# Renegade 1000, Scrambler 1000, Outlander 1000 (Flooded Trail)



## 1000gade (Sep 10, 2014)




----------



## Polaris425 (Dec 16, 2004)

Freakin awesome. 


Posted via TapaTalk for iPhone6


----------



## NMKawierider (Apr 11, 2009)

Yep..Awesome. Love the way the reny sounds...and runs!


----------



## 1000gade (Sep 10, 2014)

NMKawierider said:


> Yep..Awesome. Love the way the reny sounds...and runs!


Thanks. Some of the other videos I have up capture the sound a little better. I have the waterproof gopro case on this one. Need an external Mic for it.


----------



## NMKawierider (Apr 11, 2009)

1000gade said:


> Thanks. Some of the other videos I have up capture the sound a little better. I have the waterproof gopro case on this one. Need an external Mic for it.
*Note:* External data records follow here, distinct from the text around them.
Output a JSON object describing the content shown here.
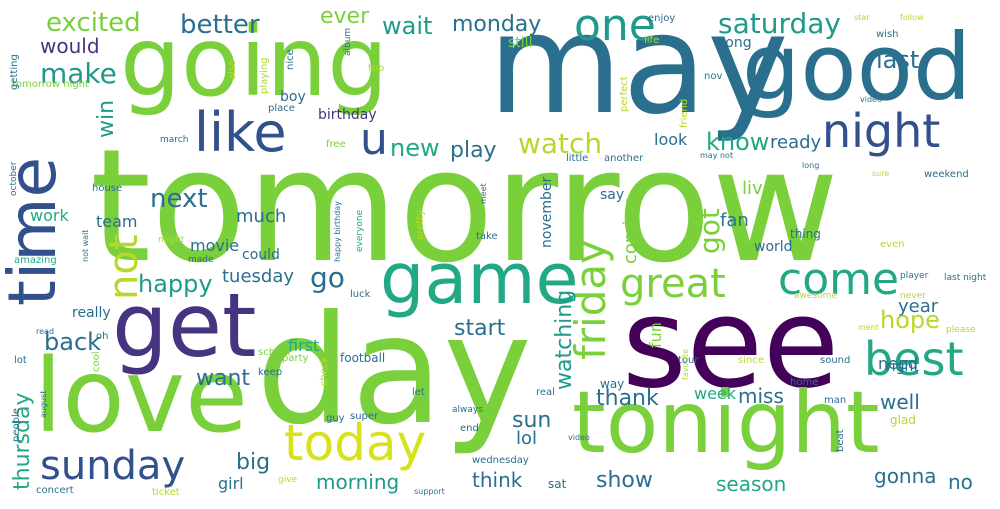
{
  "palette": {
    "green": "#7ad03b",
    "lime": "#b7d82a",
    "teal": "#22a884",
    "teal_dark": "#1f9a8a",
    "blue": "#2a6f8e",
    "blue_dark": "#31508c",
    "purple": "#463480",
    "purple_dark": "#44015a",
    "yellow": "#d8e21a"
  },
  "words": [
    {
      "text": "tomorrow",
      "color": "#7ad03b"
    },
    {
      "text": "may",
      "color": "#2a6f8e"
    },
    {
      "text": "going",
      "color": "#7ad03b"
    },
    {
      "text": "good",
      "color": "#2a6f8e"
    },
    {
      "text": "see",
      "color": "#44015a"
    },
    {
      "text": "day",
      "color": "#7ad03b"
    },
    {
      "text": "tonight",
      "color": "#7ad03b"
    },
    {
      "text": "time",
      "color": "#31508c"
    },
    {
      "text": "get",
      "color": "#463480"
    },
    {
      "text": "love",
      "color": "#7ad03b"
    },
    {
      "text": "game",
      "color": "#22a884"
    },
    {
      "text": "like",
      "color": "#31508c"
    },
    {
      "text": "night",
      "color": "#31508c"
    },
    {
      "text": "one",
      "color": "#1f9a8a"
    },
    {
      "text": "sunday",
      "color": "#31508c"
    },
    {
      "text": "today",
      "color": "#d8e21a"
    },
    {
      "text": "best",
      "color": "#22a884"
    },
    {
      "text": "come",
      "color": "#22a884"
    },
    {
      "text": "great",
      "color": "#7ad03b"
    },
    {
      "text": "friday",
      "color": "#7ad03b"
    },
    {
      "text": "u",
      "color": "#31508c"
    },
    {
      "text": "not",
      "color": "#b7d82a"
    },
    {
      "text": "new",
      "color": "#22a884"
    },
    {
      "text": "watch",
      "color": "#b7d82a"
    },
    {
      "text": "saturday",
      "color": "#1f9a8a"
    },
    {
      "text": "excited",
      "color": "#7ad03b"
    },
    {
      "text": "better",
      "color": "#2a6f8e"
    },
    {
      "text": "ever",
      "color": "#7ad03b"
    },
    {
      "text": "wait",
      "color": "#1f9a8a"
    },
    {
      "text": "monday",
      "color": "#2a6f8e"
    },
    {
      "text": "would",
      "color": "#463480"
    },
    {
      "text": "make",
      "color": "#1f9a8a"
    },
    {
      "text": "last",
      "color": "#2a6f8e"
    },
    {
      "text": "win",
      "color": "#1f9a8a"
    },
    {
      "text": "play",
      "color": "#2a6f8e"
    },
    {
      "text": "know",
      "color": "#22a884"
    },
    {
      "text": "ready",
      "color": "#2a6f8e"
    },
    {
      "text": "next",
      "color": "#2a6f8e"
    },
    {
      "text": "happy",
      "color": "#1f9a8a"
    },
    {
      "text": "go",
      "color": "#2a6f8e"
    },
    {
      "text": "got",
      "color": "#7ad03b"
    },
    {
      "text": "hope",
      "color": "#b7d82a"
    },
    {
      "text": "year",
      "color": "#2a6f8e"
    },
    {
      "text": "back",
      "color": "#2a6f8e"
    },
    {
      "text": "watching",
      "color": "#1f9a8a"
    },
    {
      "text": "start",
      "color": "#2a6f8e"
    },
    {
      "text": "want",
      "color": "#2a6f8e"
    },
    {
      "text": "thank",
      "color": "#2a6f8e"
    },
    {
      "text": "week",
      "color": "#22a884"
    },
    {
      "text": "miss",
      "color": "#2a6f8e"
    },
    {
      "text": "well",
      "color": "#2a6f8e"
    },
    {
      "text": "big",
      "color": "#2a6f8e"
    },
    {
      "text": "sun",
      "color": "#2a6f8e"
    },
    {
      "text": "lol",
      "color": "#2a6f8e"
    },
    {
      "text": "thursday",
      "color": "#22a884"
    },
    {
      "text": "morning",
      "color": "#1f9a8a"
    },
    {
      "text": "think",
      "color": "#2a6f8e"
    },
    {
      "text": "show",
      "color": "#2a6f8e"
    },
    {
      "text": "season",
      "color": "#22a884"
    },
    {
      "text": "gonna",
      "color": "#2a6f8e"
    },
    {
      "text": "no",
      "color": "#2a6f8e"
    },
    {
      "text": "tuesday",
      "color": "#2a6f8e"
    },
    {
      "text": "girl",
      "color": "#2a6f8e"
    },
    {
      "text": "really",
      "color": "#2a6f8e"
    },
    {
      "text": "fun",
      "color": "#7ad03b"
    },
    {
      "text": "coming",
      "color": "#7ad03b"
    },
    {
      "text": "live",
      "color": "#7ad03b"
    },
    {
      "text": "fan",
      "color": "#2a6f8e"
    },
    {
      "text": "much",
      "color": "#2a6f8e"
    },
    {
      "text": "movie",
      "color": "#2a6f8e"
    },
    {
      "text": "team",
      "color": "#2a6f8e"
    },
    {
      "text": "work",
      "color": "#22a884"
    },
    {
      "text": "birthday",
      "color": "#463480"
    },
    {
      "text": "boy",
      "color": "#2a6f8e"
    },
    {
      "text": "song",
      "color": "#2a6f8e"
    },
    {
      "text": "still",
      "color": "#7ad03b"
    },
    {
      "text": "look",
      "color": "#2a6f8e"
    },
    {
      "text": "say",
      "color": "#2a6f8e"
    },
    {
      "text": "need",
      "color": "#2a6f8e"
    },
    {
      "text": "right",
      "color": "#2a6f8e"
    },
    {
      "text": "first",
      "color": "#22a884"
    },
    {
      "text": "could",
      "color": "#2a6f8e"
    },
    {
      "text": "world",
      "color": "#2a6f8e"
    },
    {
      "text": "thing",
      "color": "#2a6f8e"
    },
    {
      "text": "november",
      "color": "#2a6f8e"
    },
    {
      "text": "school",
      "color": "#7ad03b"
    },
    {
      "text": "party",
      "color": "#7ad03b"
    },
    {
      "text": "football",
      "color": "#2a6f8e"
    },
    {
      "text": "keep",
      "color": "#2a6f8e"
    },
    {
      "text": "home",
      "color": "#2a6f8e"
    },
    {
      "text": "check",
      "color": "#b7d82a"
    },
    {
      "text": "way",
      "color": "#2a6f8e"
    },
    {
      "text": "sat",
      "color": "#2a6f8e"
    },
    {
      "text": "glad",
      "color": "#b7d82a"
    },
    {
      "text": "sound",
      "color": "#2a6f8e"
    },
    {
      "text": "since",
      "color": "#b7d82a"
    },
    {
      "text": "tomorrow night",
      "color": "#7ad03b"
    },
    {
      "text": "last night",
      "color": "#2a6f8e"
    },
    {
      "text": "wednesday",
      "color": "#2a6f8e"
    },
    {
      "text": "concert",
      "color": "#2a6f8e"
    },
    {
      "text": "ticket",
      "color": "#b7d82a"
    },
    {
      "text": "give",
      "color": "#b7d82a"
    },
    {
      "text": "people",
      "color": "#2a6f8e"
    },
    {
      "text": "amazing",
      "color": "#22a884"
    },
    {
      "text": "october",
      "color": "#2a6f8e"
    },
    {
      "text": "march",
      "color": "#2a6f8e"
    },
    {
      "text": "house",
      "color": "#2a6f8e"
    },
    {
      "text": "might",
      "color": "#b7d82a"
    },
    {
      "text": "made",
      "color": "#2a6f8e"
    },
    {
      "text": "luck",
      "color": "#2a6f8e"
    },
    {
      "text": "pretty",
      "color": "#b7d82a"
    },
    {
      "text": "everyone",
      "color": "#22a884"
    },
    {
      "text": "little",
      "color": "#2a6f8e"
    },
    {
      "text": "another",
      "color": "#2a6f8e"
    },
    {
      "text": "friend",
      "color": "#b7d82a"
    },
    {
      "text": "perfect",
      "color": "#b7d82a"
    },
    {
      "text": "nov",
      "color": "#2a6f8e"
    },
    {
      "text": "life",
      "color": "#b7d82a"
    },
    {
      "text": "wish",
      "color": "#2a6f8e"
    },
    {
      "text": "enjoy",
      "color": "#2a6f8e"
    },
    {
      "text": "weekend",
      "color": "#2a6f8e"
    },
    {
      "text": "player",
      "color": "#2a6f8e"
    },
    {
      "text": "never",
      "color": "#b7d82a"
    },
    {
      "text": "please",
      "color": "#b7d82a"
    },
    {
      "text": "awesome",
      "color": "#b7d82a"
    },
    {
      "text": "tour",
      "color": "#2a6f8e"
    },
    {
      "text": "real",
      "color": "#2a6f8e"
    },
    {
      "text": "let",
      "color": "#2a6f8e"
    },
    {
      "text": "always",
      "color": "#2a6f8e"
    },
    {
      "text": "guy",
      "color": "#2a6f8e"
    },
    {
      "text": "super",
      "color": "#2a6f8e"
    },
    {
      "text": "cool",
      "color": "#7ad03b"
    },
    {
      "text": "lot",
      "color": "#2a6f8e"
    },
    {
      "text": "oh",
      "color": "#2a6f8e"
    },
    {
      "text": "free",
      "color": "#7ad03b"
    },
    {
      "text": "place",
      "color": "#2a6f8e"
    },
    {
      "text": "playing",
      "color": "#b7d82a"
    },
    {
      "text": "top",
      "color": "#b7d82a"
    },
    {
      "text": "also",
      "color": "#b7d82a"
    },
    {
      "text": "nice",
      "color": "#2a6f8e"
    },
    {
      "text": "album",
      "color": "#2a6f8e"
    },
    {
      "text": "getting",
      "color": "#2a6f8e"
    },
    {
      "text": "take",
      "color": "#2a6f8e"
    },
    {
      "text": "beat",
      "color": "#2a6f8e"
    },
    {
      "text": "man",
      "color": "#2a6f8e"
    },
    {
      "text": "even",
      "color": "#b7d82a"
    },
    {
      "text": "long",
      "color": "#2a6f8e"
    },
    {
      "text": "sure",
      "color": "#b7d82a"
    },
    {
      "text": "star",
      "color": "#b7d82a"
    },
    {
      "text": "follow",
      "color": "#b7d82a"
    },
    {
      "text": "video",
      "color": "#2a6f8e"
    },
    {
      "text": "may not",
      "color": "#2a6f8e"
    },
    {
      "text": "happy birthday",
      "color": "#2a6f8e"
    },
    {
      "text": "meet",
      "color": "#2a6f8e"
    },
    {
      "text": "favorite",
      "color": "#b7d82a"
    },
    {
      "text": "end",
      "color": "#2a6f8e"
    },
    {
      "text": "ment",
      "color": "#b7d82a"
    },
    {
      "text": "read",
      "color": "#2a6f8e"
    },
    {
      "text": "not wait",
      "color": "#2a6f8e"
    },
    {
      "text": "august",
      "color": "#2a6f8e"
    },
    {
      "text": "support",
      "color": "#2a6f8e"
    },
    {
      "text": "video",
      "color": "#2a6f8e"
    }
  ]
}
Just a thought...I put some outerwears water resistant prefilter over my open back door and it keeps the water out and lets the sound in..and a slight amount of fine dust...but its almost nothing. Just cut it to fit, placed a small thin beed of clear RTV around the outside and down the center, then pressed it in. I wouldn't put it under water but rain or splash is not a problem. Looks like this:


----------



## 1000gade (Sep 10, 2014)

decent trick.


----------



## beepin (Aug 28, 2014)

Pretty awesome playground you got there! Good blasts


----------